HeartBeam’s long-term opportunity is significantly larger. The company estimates that over 20 million people in the U.S. are at high risk for myocardial infarction (MI), representing a total addressable market nearly 40 times greater than the concierge segment. Additionally, the company’s on-demand 12-lead patch aims to capture market share in the extended wear and mobile cardiac telemetry (MCOT) space, competing with incumbents like iRhythm, Boston Scientific, Philips, and Baxter.

Leadership Team

Robert P. Eno, Chief Executive Officer and Director, brings over 30 years of experience launching disruptive medical technologies and leading commercialization efforts. He has held executive roles at HeartFlow, OptiMedica, NeoGuide Systems, and Avantec Vascular, and holds an MBA and BA from Stanford University.

Branislav Vajdic, PhD, President and Founder, is a seasoned innovator with over three decades of experience in technology and device development. He co-invented flash memory at Intel and led engineering teams responsible for the Pentium processor series. He previously served as CEO of NewCardio and holds a PhD in Electrical Engineering from the University of Minnesota.

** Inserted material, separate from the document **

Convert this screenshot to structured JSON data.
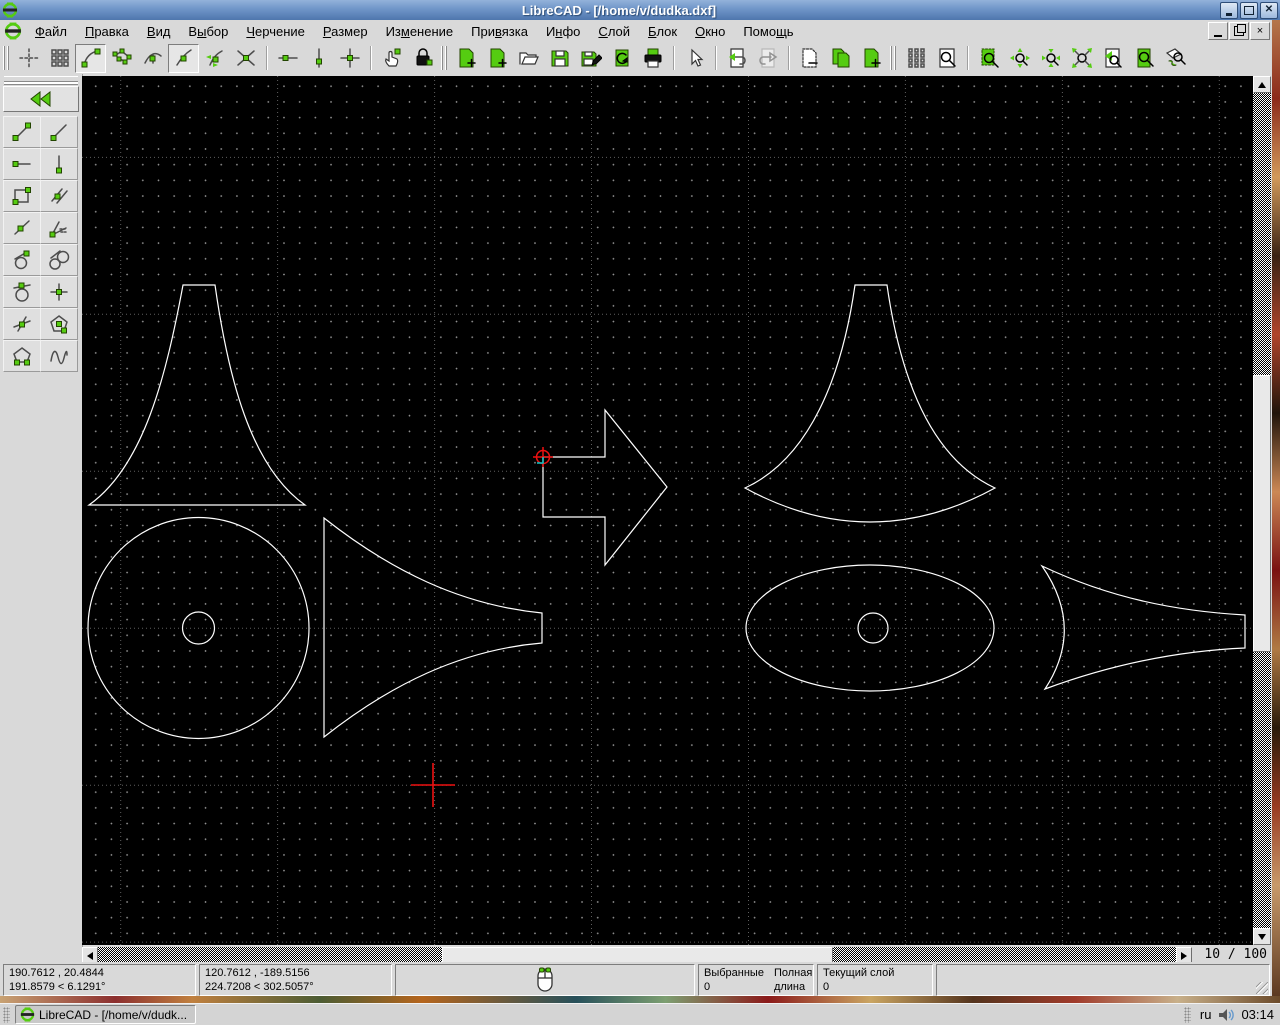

Timothy Cruickshank, Chief Financial Officer, has over 15 years of experience in financial and strategic leadership roles. Formerly CFO at ImpediMed, he transformed the company into a SaaS-driven model. He holds an MBA from Keller Graduate School and a BS in Accounting from Syracuse University.

Peter J. Fitzgerald, MD, PhD, Chief Medical Officer, is a Stanford professor emeritus and interventional cardiologist with leadership in over 175 clinical trials and 24 medical startups. He co-founded TriVentures and has advised the FDA for over 20 years.

Ken Persen, Chief Technology Officer, has more than 25 years of experience in cardiac and digital health technology, including founding LIVMOR and leadership roles at Guidant and Cameron Health. He specializes in system design and product engineering for connected cardiac solutions.